I’ve been known to zoom in to 250% just to line up all of those arrows, right angles and connectors and I know I’m not the only one who does this!
Stakeholders are often taken aback at how something seemed so complicated when it was discussed verbally can be neatly articulated on a single set of diagrams (although they’ll never see the toil and sweat in the background!).
Whilst this kind of structure is extremely useful in the right situations, there’s something liberating about simultaneously embracing the unstructured. It’s important that we note that structured models and diagrams are excellent at depicting particular things, they are like a ‘lens’ on the situation, but they deliberately omit other things. A BPMN process model will show how work flows through and between organizations. A system use case diagram will show the functional interactions between actors and an IT system. Neither of these will show less tangible, messier but often equally important factors like culture, personalities, historical conflict and so forth. This isn’t a deficiency of any of the models; it’s just that they weren’t designed for this.
Visualize the Mess
One approach that I am particularly fond of is the rich picture. I often find myself making sense of a situation by drawing it, and I find it even more valuable to get together with other stakeholders and ‘draw the situation’. I find this often uncovers varying perspectives on what is happening, and even more importantly, what each stakeholder thinks ought to happen. One stakeholder might bemoan that the IT systems aren’t fast enough, whilst another observes that there’s conflict between different departments because of the way that targets are set. Another might make an observation that people are rarely trained, and in their view the IT system is fine, it’s just that people don’t know how to use it. Layering on all of these different perspectives helps move us closer to a collective understanding of the situation we’re trying to improve. Creating, or even better co-creating with stakeholders, a drawing representing the situation can cultivate a broad set of conversations which increase shared understanding. If you need some inspiration, do a Google image search for ‘rich pictures’, although mine are often very scrappy to start with!

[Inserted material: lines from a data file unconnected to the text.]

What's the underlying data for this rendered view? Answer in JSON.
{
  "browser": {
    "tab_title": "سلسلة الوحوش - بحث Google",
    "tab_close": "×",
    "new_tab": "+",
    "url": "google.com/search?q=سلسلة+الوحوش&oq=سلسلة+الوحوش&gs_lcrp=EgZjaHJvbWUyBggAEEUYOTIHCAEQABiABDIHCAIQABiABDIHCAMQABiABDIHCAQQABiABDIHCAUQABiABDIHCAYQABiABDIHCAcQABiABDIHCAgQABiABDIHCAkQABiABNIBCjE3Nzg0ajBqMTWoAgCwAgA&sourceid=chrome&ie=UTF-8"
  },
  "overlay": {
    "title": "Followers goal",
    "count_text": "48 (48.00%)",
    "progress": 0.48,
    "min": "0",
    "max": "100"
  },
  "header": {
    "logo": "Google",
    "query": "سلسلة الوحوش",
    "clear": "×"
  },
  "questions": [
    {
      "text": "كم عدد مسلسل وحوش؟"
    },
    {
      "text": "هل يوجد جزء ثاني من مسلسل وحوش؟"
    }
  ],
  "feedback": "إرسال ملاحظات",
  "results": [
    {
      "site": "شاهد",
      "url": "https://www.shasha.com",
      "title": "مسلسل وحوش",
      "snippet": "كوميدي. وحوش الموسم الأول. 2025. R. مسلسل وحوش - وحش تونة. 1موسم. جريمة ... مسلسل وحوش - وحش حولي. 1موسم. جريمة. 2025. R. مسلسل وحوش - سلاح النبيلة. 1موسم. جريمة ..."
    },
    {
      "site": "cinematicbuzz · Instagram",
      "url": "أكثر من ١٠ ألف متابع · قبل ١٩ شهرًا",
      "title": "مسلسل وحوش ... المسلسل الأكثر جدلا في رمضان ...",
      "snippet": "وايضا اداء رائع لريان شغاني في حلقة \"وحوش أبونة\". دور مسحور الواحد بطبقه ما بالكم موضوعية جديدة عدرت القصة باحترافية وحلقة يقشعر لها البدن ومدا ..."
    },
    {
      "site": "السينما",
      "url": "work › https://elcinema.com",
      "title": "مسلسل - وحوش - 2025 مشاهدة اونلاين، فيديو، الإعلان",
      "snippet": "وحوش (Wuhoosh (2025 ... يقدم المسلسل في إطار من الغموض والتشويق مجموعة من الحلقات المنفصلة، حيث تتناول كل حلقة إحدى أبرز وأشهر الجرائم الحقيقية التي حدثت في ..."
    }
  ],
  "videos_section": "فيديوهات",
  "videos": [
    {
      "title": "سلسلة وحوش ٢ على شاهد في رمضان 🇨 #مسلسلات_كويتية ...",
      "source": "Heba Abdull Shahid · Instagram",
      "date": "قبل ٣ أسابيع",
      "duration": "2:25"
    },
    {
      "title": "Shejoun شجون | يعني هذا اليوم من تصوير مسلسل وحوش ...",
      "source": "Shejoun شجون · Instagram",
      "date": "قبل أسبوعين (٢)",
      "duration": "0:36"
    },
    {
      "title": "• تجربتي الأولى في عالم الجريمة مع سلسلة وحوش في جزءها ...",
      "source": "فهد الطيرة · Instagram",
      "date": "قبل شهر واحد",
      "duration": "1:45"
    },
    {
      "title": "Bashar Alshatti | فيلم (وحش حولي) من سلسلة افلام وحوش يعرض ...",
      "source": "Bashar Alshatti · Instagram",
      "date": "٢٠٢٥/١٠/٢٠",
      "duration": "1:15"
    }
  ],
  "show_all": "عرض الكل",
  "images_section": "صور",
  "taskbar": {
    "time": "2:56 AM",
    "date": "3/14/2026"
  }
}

One thing that can cause reluctance with approaches like this is that there is a complete absence of structure. With a blank canvas, where should we start? Yet this is the beauty, it doesn’t pre-suppose that anything is more relevant than anything else. When using other types of models we are inadvertently steering things in a particular direction. Starting with a process model implies that we are most interested in the process issues. Of course, a process model can be used to discover other issues too, but it will likely steer the conversation in a particular direction. Why not start without that structure, and introduce structure when more is known.

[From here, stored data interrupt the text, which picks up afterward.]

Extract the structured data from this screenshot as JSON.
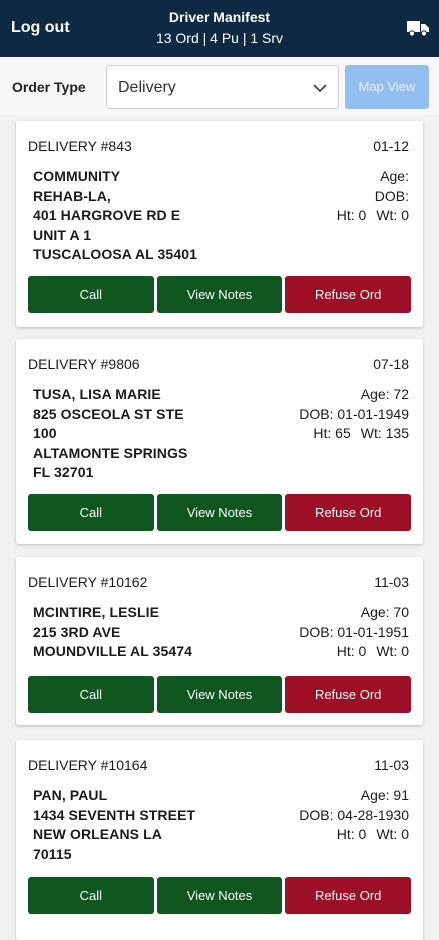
{
  "header": {
    "logout_label": "Log out",
    "title": "Driver Manifest",
    "subtitle": "13 Ord | 4 Pu | 1 Srv",
    "icon": "truck-icon"
  },
  "filter": {
    "label": "Order Type",
    "selected": "Delivery",
    "map_button": "Map View"
  },
  "colors": {
    "header_bg": "#0e2944",
    "call": "#10561f",
    "view_notes": "#10561f",
    "refuse": "#9c0f25",
    "map_view_disabled": "#93bef0"
  },
  "orders": [
    {
      "title": "DELIVERY #843",
      "date": "01-12",
      "address": [
        "COMMUNITY",
        "REHAB-LA,",
        "401 HARGROVE RD E",
        "UNIT A 1",
        "TUSCALOOSA AL 35401"
      ],
      "age": "Age:",
      "dob": "DOB:",
      "ht": "Ht: 0",
      "wt": "Wt: 0",
      "call": "Call",
      "notes": "View Notes",
      "refuse": "Refuse Ord"
    },
    {
      "title": "DELIVERY #9806",
      "date": "07-18",
      "address": [
        "TUSA, LISA MARIE",
        "825 OSCEOLA ST STE",
        "100",
        "ALTAMONTE SPRINGS",
        "FL 32701"
      ],
      "age": "Age: 72",
      "dob": "DOB: 01-01-1949",
      "ht": "Ht: 65",
      "wt": "Wt: 135",
      "call": "Call",
      "notes": "View Notes",
      "refuse": "Refuse Ord"
    },
    {
      "title": "DELIVERY #10162",
      "date": "11-03",
      "address": [
        "MCINTIRE, LESLIE",
        "215 3RD AVE",
        "MOUNDVILLE AL 35474"
      ],
      "age": "Age: 70",
      "dob": "DOB: 01-01-1951",
      "ht": "Ht: 0",
      "wt": "Wt: 0",
      "call": "Call",
      "notes": "View Notes",
      "refuse": "Refuse Ord"
    },
    {
      "title": "DELIVERY #10164",
      "date": "11-03",
      "address": [
        "PAN, PAUL",
        "1434 SEVENTH STREET",
        "NEW ORLEANS LA",
        "70115"
      ],
      "age": "Age: 91",
      "dob": "DOB: 04-28-1930",
      "ht": "Ht: 0",
      "wt": "Wt: 0",
      "call": "Call",
      "notes": "View Notes",
      "refuse": "Refuse Ord"
    }
  ]
}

Another source of reluctance with less structured diagrams and visualization is whether stakeholders will be able to understand them. This is an excellent question, however it’s important to consider the intent of the technique. Visualizations such as rich pictures can be used purely as a device to create conversations and to make sense of a situation, with more structured artefacts following. They absolutely can be shared, if this is useful, but in many ways the value is in the conversation and the creation of the picture, rather than in the artefact itself. Not only this, details can be added to them over time as more information emerges. They may help determine where to focus further analysis, and which types of more structured or formal models will be most valuable.
Overall, it’s important that we don’t prematurely impose structure on a situation. Embracing the unstructured, and incrementally building our knowledge on what works well and what needs improvement, whilst consciously seeking different stakeholder perspectives will likely yield dividends.